Tomorrow: The power to paraphrase is the power to spin. CelebCorps reports what Gore "said."

For the record: We simply can't stress this strongly enough. The press corps has given four examples of Gore's alleged tendency to embellish—and two of the press corps' four examples are complete intellectual frauds. Pundits have made false statements Love Story all year, and the farm chores was the press corps debacle of the year—simple, unvarnished invention. In fact, it is because even the pundits no longer mention the chores that a new third "example" of Gore's "tendency" was needed. Thanks in part to the work of the Hotline (and thanks to the incomparable DAILY HOWLER), many Washington pundits have now seen the facts of the farm chores described in public forums. It's become hard to keep misstating those facts; in fact, it's been quite a while since we saw anyone mention the chores—although, typical of the press corps' cowardice, you will never see anyone express concern about the fact that this charade ever happened. (Corrections aren't big with the press corps.) So, two of the four Gore "examples" were simply made up. Example 4 is driven by a fraudulent quote. That quote has now gone around the world. But do you begin to pick up an odd pattern?

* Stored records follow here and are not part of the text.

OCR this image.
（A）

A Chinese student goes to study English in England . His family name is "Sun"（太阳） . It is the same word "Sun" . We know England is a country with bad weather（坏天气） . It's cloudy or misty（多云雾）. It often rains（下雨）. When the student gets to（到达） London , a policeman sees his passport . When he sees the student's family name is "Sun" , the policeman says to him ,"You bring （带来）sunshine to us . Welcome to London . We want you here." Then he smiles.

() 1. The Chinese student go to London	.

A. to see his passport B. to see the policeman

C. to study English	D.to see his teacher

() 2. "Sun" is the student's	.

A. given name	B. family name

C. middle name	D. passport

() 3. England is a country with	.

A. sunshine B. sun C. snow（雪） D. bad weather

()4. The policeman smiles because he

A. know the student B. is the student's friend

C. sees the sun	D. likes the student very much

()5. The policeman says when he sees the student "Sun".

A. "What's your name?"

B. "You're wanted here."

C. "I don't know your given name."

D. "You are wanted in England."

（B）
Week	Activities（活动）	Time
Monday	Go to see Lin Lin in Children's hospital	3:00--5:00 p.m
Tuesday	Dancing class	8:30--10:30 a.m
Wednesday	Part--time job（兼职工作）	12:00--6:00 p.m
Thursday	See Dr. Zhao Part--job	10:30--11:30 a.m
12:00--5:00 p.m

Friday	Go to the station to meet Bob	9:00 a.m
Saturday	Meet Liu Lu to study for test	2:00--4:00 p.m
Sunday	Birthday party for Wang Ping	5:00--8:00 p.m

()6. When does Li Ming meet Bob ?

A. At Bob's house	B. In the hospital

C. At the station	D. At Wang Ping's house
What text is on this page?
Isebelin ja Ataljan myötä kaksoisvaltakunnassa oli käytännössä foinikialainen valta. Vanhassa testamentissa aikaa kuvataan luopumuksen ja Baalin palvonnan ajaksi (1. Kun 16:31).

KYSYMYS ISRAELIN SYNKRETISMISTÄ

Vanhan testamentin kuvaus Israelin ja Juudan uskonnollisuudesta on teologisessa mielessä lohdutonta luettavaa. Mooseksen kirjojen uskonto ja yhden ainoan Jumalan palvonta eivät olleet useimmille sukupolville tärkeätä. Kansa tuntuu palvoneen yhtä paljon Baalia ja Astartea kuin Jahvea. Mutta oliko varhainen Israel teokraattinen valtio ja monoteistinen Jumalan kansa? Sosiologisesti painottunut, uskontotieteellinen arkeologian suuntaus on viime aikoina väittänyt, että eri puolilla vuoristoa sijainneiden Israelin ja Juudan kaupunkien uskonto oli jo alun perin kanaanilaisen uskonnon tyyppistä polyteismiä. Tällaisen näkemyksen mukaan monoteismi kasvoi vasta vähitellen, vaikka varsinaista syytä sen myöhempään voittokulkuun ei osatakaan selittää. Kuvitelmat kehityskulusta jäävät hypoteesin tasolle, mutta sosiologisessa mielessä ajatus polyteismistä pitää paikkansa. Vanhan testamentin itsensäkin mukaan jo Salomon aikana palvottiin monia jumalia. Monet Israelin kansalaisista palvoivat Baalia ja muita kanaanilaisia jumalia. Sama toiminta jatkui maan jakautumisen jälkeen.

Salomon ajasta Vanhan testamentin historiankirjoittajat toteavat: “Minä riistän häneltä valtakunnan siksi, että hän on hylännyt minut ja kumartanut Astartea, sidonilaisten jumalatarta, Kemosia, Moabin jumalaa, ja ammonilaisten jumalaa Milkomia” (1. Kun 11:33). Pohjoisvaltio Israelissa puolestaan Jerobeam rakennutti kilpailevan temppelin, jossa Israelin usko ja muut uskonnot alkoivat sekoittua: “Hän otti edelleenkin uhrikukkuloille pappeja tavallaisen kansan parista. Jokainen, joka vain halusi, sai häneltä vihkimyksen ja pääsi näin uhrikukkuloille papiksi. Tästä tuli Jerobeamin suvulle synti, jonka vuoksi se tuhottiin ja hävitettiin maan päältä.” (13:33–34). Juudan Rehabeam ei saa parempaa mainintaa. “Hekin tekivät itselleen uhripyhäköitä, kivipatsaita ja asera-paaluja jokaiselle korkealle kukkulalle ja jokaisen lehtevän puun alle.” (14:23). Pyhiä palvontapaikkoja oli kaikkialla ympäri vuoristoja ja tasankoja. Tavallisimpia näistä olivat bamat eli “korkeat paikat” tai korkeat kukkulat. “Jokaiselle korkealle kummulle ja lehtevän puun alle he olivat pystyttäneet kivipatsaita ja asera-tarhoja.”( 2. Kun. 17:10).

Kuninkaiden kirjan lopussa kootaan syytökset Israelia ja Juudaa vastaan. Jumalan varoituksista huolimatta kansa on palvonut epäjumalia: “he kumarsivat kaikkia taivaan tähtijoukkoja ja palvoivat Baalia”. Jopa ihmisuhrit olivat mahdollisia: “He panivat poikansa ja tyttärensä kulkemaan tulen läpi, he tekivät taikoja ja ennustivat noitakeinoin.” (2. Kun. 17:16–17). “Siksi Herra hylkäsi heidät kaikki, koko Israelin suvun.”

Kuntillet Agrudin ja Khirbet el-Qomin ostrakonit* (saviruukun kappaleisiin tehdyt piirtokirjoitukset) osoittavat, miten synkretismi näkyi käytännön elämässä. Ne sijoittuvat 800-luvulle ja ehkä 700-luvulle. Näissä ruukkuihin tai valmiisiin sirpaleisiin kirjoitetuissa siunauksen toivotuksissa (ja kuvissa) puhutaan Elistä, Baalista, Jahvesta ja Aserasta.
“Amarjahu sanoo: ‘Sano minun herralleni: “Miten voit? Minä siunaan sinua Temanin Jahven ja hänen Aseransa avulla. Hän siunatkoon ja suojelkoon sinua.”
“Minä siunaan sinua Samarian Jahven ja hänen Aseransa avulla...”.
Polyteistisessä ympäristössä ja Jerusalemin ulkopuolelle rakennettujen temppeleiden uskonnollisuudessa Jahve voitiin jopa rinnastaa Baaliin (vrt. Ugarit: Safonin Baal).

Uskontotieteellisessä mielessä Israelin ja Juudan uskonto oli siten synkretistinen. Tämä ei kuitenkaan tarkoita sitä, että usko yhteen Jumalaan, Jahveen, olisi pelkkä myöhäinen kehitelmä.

Around the world: There's that famous old saw about how fast lies travel, and this week's bogus quote is all over the world. "I was the one that started it all"—the words that Gore plainly never spoke—have now been "quoted" in the current U.S. News, and again last night by Brian Williams. (What a surprise. More on that recitation tomorrow.) Meanwhile, for news of the Washington Post's grumbling "correction," see today's incomparable HOWLER EXTRA.